O trabalho de isolar o regime
internacionalmente avança. À posse fraudulenta de Maduro no dia 10 de janeiro
deste ano só compareceram dois chefes de Estado: os ditadores de Cuba, Miguel
Díaz-Canel, e da Nicarágua, Daniel Ortega. Nenhum país democrático do mundo
reconheceu a sua vitória.
María Corina agradeceu a sociedade e as
instituições brasileiras pelo apoio e o governo do Brasil por ter assumido a
embaixada da Argentina em Caracas, onde ainda hoje estão sob proteção
diplomática líderes da oposição, submetidos a cortes de água e luz e ao acosso
do governo venezuelano, que cercou a embaixada com forças de segurança. Saudou
a mudança de posição do presidente Lula, ao se dar conta de que, em suas
palavras, Maduro não dará ouvidos nem sequer aos seus “antigos aliados”. Mas
demandou mais empenho, não só do Brasil, em fazer valer as regras do direito
internacional humanitário e de proteção dos direitos humanos.

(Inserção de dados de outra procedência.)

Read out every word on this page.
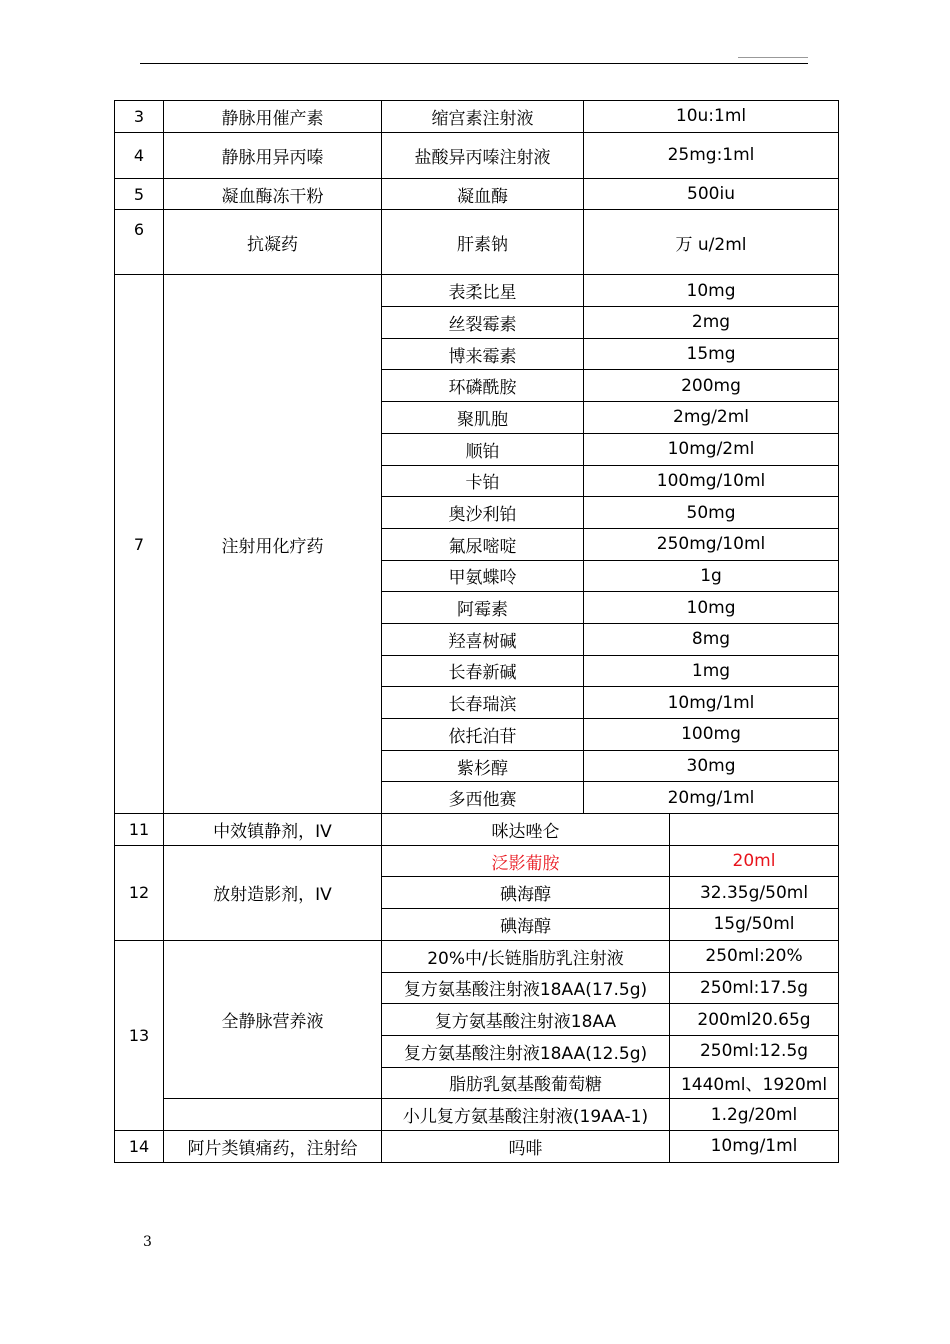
3	静脉用催产素	缩宫素注射液	10u:1ml	
4	静脉用异丙嗪	盐酸异丙嗪注射液	25mg:1ml	
5	凝血酶冻干粉	凝血酶	500iu	
6	抗凝药	肝素钠	万 u/2ml	
7	注射用化疗药	表柔比星	10mg	
		丝裂霉素	2mg	
		博来霉素	15mg	
		环磷酰胺	200mg	
		聚肌胞	2mg/2ml	
		顺铂	10mg/2ml	
		卡铂	100mg/10ml	
		奥沙利铂	50mg	
		氟尿嘧啶	250mg/10ml	
		甲氨蝶呤	1g	
		阿霉素	10mg	
		羟喜树碱	8mg	
		长春新碱	1mg	
		长春瑞滨	10mg/1ml	
		依托泊苷	100mg	
		紫杉醇	30mg	
		多西他赛	20mg/1ml	
11	中效镇静剂，IV	咪达唑仑		
12	放射造影剂，IV	泛影葡胺		20ml
		碘海醇		32.35g/50ml
		碘海醇		15g/50ml
13	全静脉营养液	20%中/长链脂肪乳注射液		250ml:20%
		复方氨基酸注射液18AA(17.5g)		250ml:17.5g
		复方氨基酸注射液18AA		200ml20.65g
		复方氨基酸注射液18AA(12.5g)		250ml:12.5g
		脂肪乳氨基酸葡萄糖		1440ml、1920ml
		小儿复方氨基酸注射液(19AA-1)		1.2g/20ml
14	阿片类镇痛药，注射给	吗啡		10mg/1ml
3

Deu resposta habilidosa ao ser perguntada
sobre sua avaliação dos primeiros movimentos do governo Trump, que enviou um
emissário para se entrevistar com Maduro, em claro sinal de disposição para
negociar com a ditadura, em troca de que a Venezuela receba venezuelanos
deportados dos Estados Unidos. María Corina reconheceu haver no novo governo
americano setores para os quais a Venezuela só interessa pelo petróleo que
exporta, mas ressaltou a interlocução com o novo secretário de Estado, Marco
Rubio.
Sobre a necessidade de uma ampla aliança das
oposições, mostrou ter aprendido a importância de combinar firmeza de valores e
convicções com a flexibilidade política necessária para somar forças na luta
contra a ditadura.
Ao final, pediu o apoio de todos à causa da
democracia na Venezuela. Disse não se tratar de uma questão de ser de esquerda
ou de direita, mas de ter compromisso com valores democráticos e humanitários.

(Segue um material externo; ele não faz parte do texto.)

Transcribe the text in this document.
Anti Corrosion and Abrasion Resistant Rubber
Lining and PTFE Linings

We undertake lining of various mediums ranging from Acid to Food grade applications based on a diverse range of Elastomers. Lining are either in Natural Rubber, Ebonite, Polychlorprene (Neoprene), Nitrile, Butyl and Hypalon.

Não poderia ter concluído melhor.
Democracia e estabilidade na Venezuela são do
interesse do Brasil. Inversamente, não é do nosso interesse que potências de
fora da região (nem Estados Unidos, nem China, muito menos a Rússia)
intervenham na crise venezuelana. Com Trump mandando às favas o Direito
Internacional e o soft power americano, as forças democráticas na América
Latina têm uma oportunidade histórica para mostrar que a região pode assumir
protagonismo na resolução de suas crises.